On 2/22/07, Teodor Sigaev <[EMAIL PROTECTED]> wrote:
>  From a previous discussion with Teodor, it would be better to store an
> int in the index instead of a text (it takes less space and is
> faster). I couldn't find any example so if anyone has an advice to fix
> that, it's welcome (mostly how to pack the trigram into an int instead
> of a text).

Something like that: [snip]

I worked on that this morning before I got your email. You'll find
attached a second version of the patch using int4 to store the
trigrams (it's not exactly what you gave me but it should work I
think).

I didn't see any improvement in terms of size of the index (14 MB for
642 738 rows in the index in both cases) or speed.
Our dictionary table contains 78367 words and its size is 3 MB.

Did I miss something?

If there's no benefit to use an int4, I propose we keep the text
version because it will be better if we add UTF-8 support someday.

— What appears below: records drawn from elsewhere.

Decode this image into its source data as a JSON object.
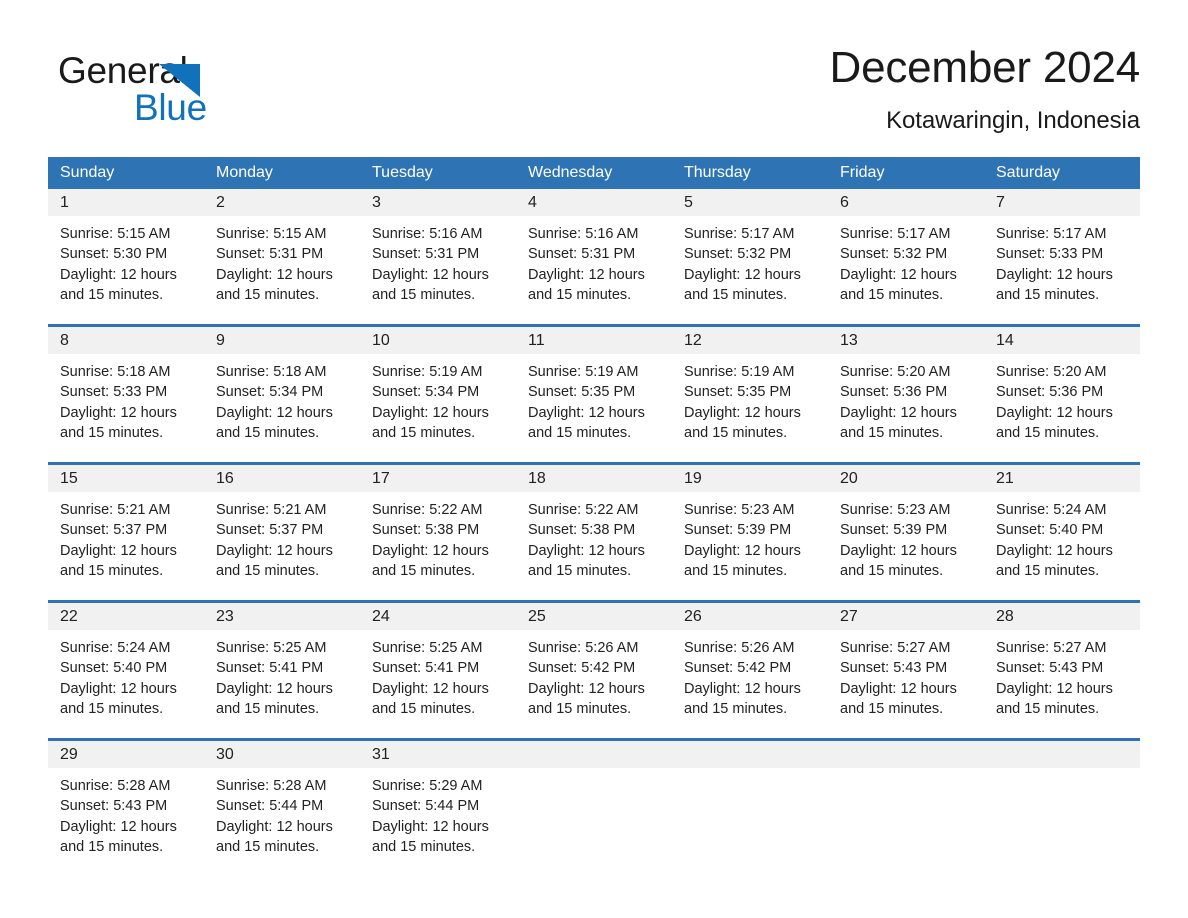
{
  "brand": {
    "name_part1": "General",
    "name_part2": "Blue",
    "accent_color": "#1072bb",
    "triangle_icon": "triangle-icon"
  },
  "header": {
    "month_title": "December 2024",
    "location": "Kotawaringin, Indonesia"
  },
  "calendar": {
    "header_color": "#2e74b5",
    "weekday_headers": [
      "Sunday",
      "Monday",
      "Tuesday",
      "Wednesday",
      "Thursday",
      "Friday",
      "Saturday"
    ],
    "weeks": [
      {
        "days": [
          {
            "date": "1",
            "sunrise": "Sunrise: 5:15 AM",
            "sunset": "Sunset: 5:30 PM",
            "daylight": "Daylight: 12 hours and 15 minutes."
          },
          {
            "date": "2",
            "sunrise": "Sunrise: 5:15 AM",
            "sunset": "Sunset: 5:31 PM",
            "daylight": "Daylight: 12 hours and 15 minutes."
          },
          {
            "date": "3",
            "sunrise": "Sunrise: 5:16 AM",
            "sunset": "Sunset: 5:31 PM",
            "daylight": "Daylight: 12 hours and 15 minutes."
          },
          {
            "date": "4",
            "sunrise": "Sunrise: 5:16 AM",
            "sunset": "Sunset: 5:31 PM",
            "daylight": "Daylight: 12 hours and 15 minutes."
          },
          {
            "date": "5",
            "sunrise": "Sunrise: 5:17 AM",
            "sunset": "Sunset: 5:32 PM",
            "daylight": "Daylight: 12 hours and 15 minutes."
          },
          {
            "date": "6",
            "sunrise": "Sunrise: 5:17 AM",
            "sunset": "Sunset: 5:32 PM",
            "daylight": "Daylight: 12 hours and 15 minutes."
          },
          {
            "date": "7",
            "sunrise": "Sunrise: 5:17 AM",
            "sunset": "Sunset: 5:33 PM",
            "daylight": "Daylight: 12 hours and 15 minutes."
          }
        ]
      },
      {
        "days": [
          {
            "date": "8",
            "sunrise": "Sunrise: 5:18 AM",
            "sunset": "Sunset: 5:33 PM",
            "daylight": "Daylight: 12 hours and 15 minutes."
          },
          {
            "date": "9",
            "sunrise": "Sunrise: 5:18 AM",
            "sunset": "Sunset: 5:34 PM",
            "daylight": "Daylight: 12 hours and 15 minutes."
          },
          {
            "date": "10",
            "sunrise": "Sunrise: 5:19 AM",
            "sunset": "Sunset: 5:34 PM",
            "daylight": "Daylight: 12 hours and 15 minutes."
          },
          {
            "date": "11",
            "sunrise": "Sunrise: 5:19 AM",
            "sunset": "Sunset: 5:35 PM",
            "daylight": "Daylight: 12 hours and 15 minutes."
          },
          {
            "date": "12",
            "sunrise": "Sunrise: 5:19 AM",
            "sunset": "Sunset: 5:35 PM",
            "daylight": "Daylight: 12 hours and 15 minutes."
          },
          {
            "date": "13",
            "sunrise": "Sunrise: 5:20 AM",
            "sunset": "Sunset: 5:36 PM",
            "daylight": "Daylight: 12 hours and 15 minutes."
          },
          {
            "date": "14",
            "sunrise": "Sunrise: 5:20 AM",
            "sunset": "Sunset: 5:36 PM",
            "daylight": "Daylight: 12 hours and 15 minutes."
          }
        ]
      },
      {
        "days": [
          {
            "date": "15",
            "sunrise": "Sunrise: 5:21 AM",
            "sunset": "Sunset: 5:37 PM",
            "daylight": "Daylight: 12 hours and 15 minutes."
          },
          {
            "date": "16",
            "sunrise": "Sunrise: 5:21 AM",
            "sunset": "Sunset: 5:37 PM",
            "daylight": "Daylight: 12 hours and 15 minutes."
          },
          {
            "date": "17",
            "sunrise": "Sunrise: 5:22 AM",
            "sunset": "Sunset: 5:38 PM",
            "daylight": "Daylight: 12 hours and 15 minutes."
          },
          {
            "date": "18",
            "sunrise": "Sunrise: 5:22 AM",
            "sunset": "Sunset: 5:38 PM",
            "daylight": "Daylight: 12 hours and 15 minutes."
          },
          {
            "date": "19",
            "sunrise": "Sunrise: 5:23 AM",
            "sunset": "Sunset: 5:39 PM",
            "daylight": "Daylight: 12 hours and 15 minutes."
          },
          {
            "date": "20",
            "sunrise": "Sunrise: 5:23 AM",
            "sunset": "Sunset: 5:39 PM",
            "daylight": "Daylight: 12 hours and 15 minutes."
          },
          {
            "date": "21",
            "sunrise": "Sunrise: 5:24 AM",
            "sunset": "Sunset: 5:40 PM",
            "daylight": "Daylight: 12 hours and 15 minutes."
          }
        ]
      },
      {
        "days": [
          {
            "date": "22",
            "sunrise": "Sunrise: 5:24 AM",
            "sunset": "Sunset: 5:40 PM",
            "daylight": "Daylight: 12 hours and 15 minutes."
          },
          {
            "date": "23",
            "sunrise": "Sunrise: 5:25 AM",
            "sunset": "Sunset: 5:41 PM",
            "daylight": "Daylight: 12 hours and 15 minutes."
          },
          {
            "date": "24",
            "sunrise": "Sunrise: 5:25 AM",
            "sunset": "Sunset: 5:41 PM",
            "daylight": "Daylight: 12 hours and 15 minutes."
          },
          {
            "date": "25",
            "sunrise": "Sunrise: 5:26 AM",
            "sunset": "Sunset: 5:42 PM",
            "daylight": "Daylight: 12 hours and 15 minutes."
          },
          {
            "date": "26",
            "sunrise": "Sunrise: 5:26 AM",
            "sunset": "Sunset: 5:42 PM",
            "daylight": "Daylight: 12 hours and 15 minutes."
          },
          {
            "date": "27",
            "sunrise": "Sunrise: 5:27 AM",
            "sunset": "Sunset: 5:43 PM",
            "daylight": "Daylight: 12 hours and 15 minutes."
          },
          {
            "date": "28",
            "sunrise": "Sunrise: 5:27 AM",
            "sunset": "Sunset: 5:43 PM",
            "daylight": "Daylight: 12 hours and 15 minutes."
          }
        ]
      },
      {
        "days": [
          {
            "date": "29",
            "sunrise": "Sunrise: 5:28 AM",
            "sunset": "Sunset: 5:43 PM",
            "daylight": "Daylight: 12 hours and 15 minutes."
          },
          {
            "date": "30",
            "sunrise": "Sunrise: 5:28 AM",
            "sunset": "Sunset: 5:44 PM",
            "daylight": "Daylight: 12 hours and 15 minutes."
          },
          {
            "date": "31",
            "sunrise": "Sunrise: 5:29 AM",
            "sunset": "Sunset: 5:44 PM",
            "daylight": "Daylight: 12 hours and 15 minutes."
          },
          {
            "date": "",
            "sunrise": "",
            "sunset": "",
            "daylight": ""
          },
          {
            "date": "",
            "sunrise": "",
            "sunset": "",
            "daylight": ""
          },
          {
            "date": "",
            "sunrise": "",
            "sunset": "",
            "daylight": ""
          },
          {
            "date": "",
            "sunrise": "",
            "sunset": "",
            "daylight": ""
          }
        ]
      }
    ]
  }
}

our query. So, our consistent function should say FALSE when indexed value is
not similar to query exactly and TRUE in opposite case. Let lquery is a length
of query and ncommon is a number of common trigrams (look at cnt_sml()
function), and consistent function should be:

Yes, that's what I did in my patch if I understand you correctly but
it's not very selective IMHO.

Now consistent function doesn't guarantee exact result, so we should mark '%'
operator in CREATE OPERATOR CLASS with RECHECK option.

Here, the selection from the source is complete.